Подставкин занимал отдельный дом возле военкомата. Дом стоял одиноко, в глубине двора, над оврагом. Палисадник, огороженный штакетником, тонул в сугробах. Серебристые ели, тоже припорошенные снегом, чернели кругами мерзлой земли. Во дворе, у самого крыльца, прилажен был флагшток. На высоком столбе надпись: «Флаг трудовой славы». Но флаг на древке не трепыхался, его не было. Проходя мимо, Долгачева поругала себя за то, что давно не смотрела, как величают передовиков.
Екатерина Алексеевна поднялась на крыльцо.
Тут было тихо, уютно. Не мела поземка, не гулял ветер. На белом снегу, на пороше, виднелись следы: кто-то выходил недавно.
«Николай домой ушел!»
В тишине слышно было, что в доме веселье. Раздавались звонкие женские голоса и глухие, мужские.
— Земля — моя радость… — лениво тянул женский голос, повторяя одни и те же слова песни, которые запомнились.

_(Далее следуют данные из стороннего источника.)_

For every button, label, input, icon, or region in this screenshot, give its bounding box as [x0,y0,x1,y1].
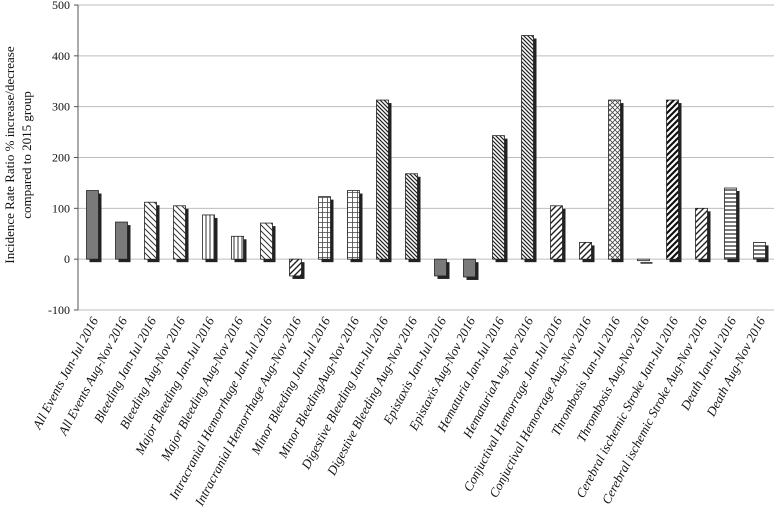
bar-group [695,207,711,263]
y-tick-label: 400 [52,49,70,63]
bar [550,205,563,260]
bar [347,190,360,260]
bar-group [666,99,682,263]
bar [753,241,766,260]
bar-group [115,221,131,263]
bar [173,205,186,260]
bar-group [376,99,392,263]
bar [86,190,99,260]
bar [579,241,592,260]
bars [86,35,769,280]
bar-group [260,222,276,263]
bar [260,222,273,260]
bar-group [347,190,363,263]
bar-group [289,258,305,279]
gridlines [78,4,774,311]
bar-group [405,173,421,263]
bar-group [608,99,624,263]
bar-group [318,196,334,263]
bar [318,196,331,260]
bar-group [637,258,653,264]
y-tick-label: 300 [52,100,70,114]
y-tick-labels: -100 0 100 200 300 400 500 [48,0,70,317]
bar [289,258,302,277]
bar [521,35,534,260]
bar [463,258,476,278]
bar [202,214,215,260]
bar [434,258,447,277]
y-axis-label-line-2: compared to 2015 group [19,91,34,218]
y-tick-label: -100 [48,303,70,317]
bar-group [434,258,450,279]
y-tick-label: 200 [52,151,70,165]
bar-group [86,190,102,263]
y-tick-label: 100 [52,201,70,215]
bar [492,135,505,260]
bar-group [521,35,537,263]
bar [115,221,128,260]
bar [666,99,679,260]
y-axis-label: Incidence Rate Ratio % increase/decrease [2,46,17,263]
bar [637,258,650,262]
bar-group [463,258,479,280]
bar [376,99,389,260]
bar [695,207,708,260]
bar-group [550,205,566,263]
y-tick-label: 500 [52,0,70,12]
bar-group [231,235,247,263]
axes [74,4,79,311]
bar-group [579,241,595,263]
bar-group [753,241,769,263]
bar [608,99,621,260]
bar-group [144,201,160,263]
bar-group [492,135,508,263]
bar [144,201,157,260]
bar [405,173,418,260]
bar [231,235,244,260]
bar-group [202,214,218,263]
bar-shadow [640,262,653,264]
y-tick-label: 0 [64,252,70,266]
bar [724,187,737,260]
bar-group [724,187,740,263]
bar-group [173,205,189,263]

— Земля — моя радость… — отвечал ей мужской голос.
Долгачева открыла дверь. Они были настолько увлечены весельем, что даже не заперли входной двери. А может, поначалу и запирали, но кто-то из них раньше ушел, и тем, кто остался, не до замков было.
Екатерина Алексеевна вошла в коридор.
Дверь направо, ведущая в кабинет Подставкина, была открыта, и оттуда, в коридор, бил яркий свет.
Долгачева и заглянула сюда, на свет.
В углу сидел Подставкин.
Увидев Долгачеву, он изменился в лице. Был такой миг, когда ни Екатерина Алексеевна, ни сотрудники управления не могли справиться с неожиданностью и растерянностью.
— Екатерина Алексеевна, прошу к столу. Отметим мой отпуск, — пришел в себя хозяин.
— Спасибо, мы с вами еще поговорим, после отпуска, — пригрозила она Подставкину. — А теперь скажите, где Николай Васильевич?
— Николай Васильевич? — растерянно повторил Подставкин. — Вышел покурить. А там, в коридоре, разве его нет?
Долгачева обернулась и увидела, что дверь в соседнюю комнату открылась. Екатерина Алексеевна невольно заглянула туда.
Тобольцев — без пиджака, в белой рубашке, которую она сама постирала и выгладила, — сидел на диване возбужденно-красный, со сбитым набок галстуком.
А рядом с ним, на том же диване, сидела молодая женщина, лет тридцати — розовощекая, с волосами, обесцвеченными перекисью водорода.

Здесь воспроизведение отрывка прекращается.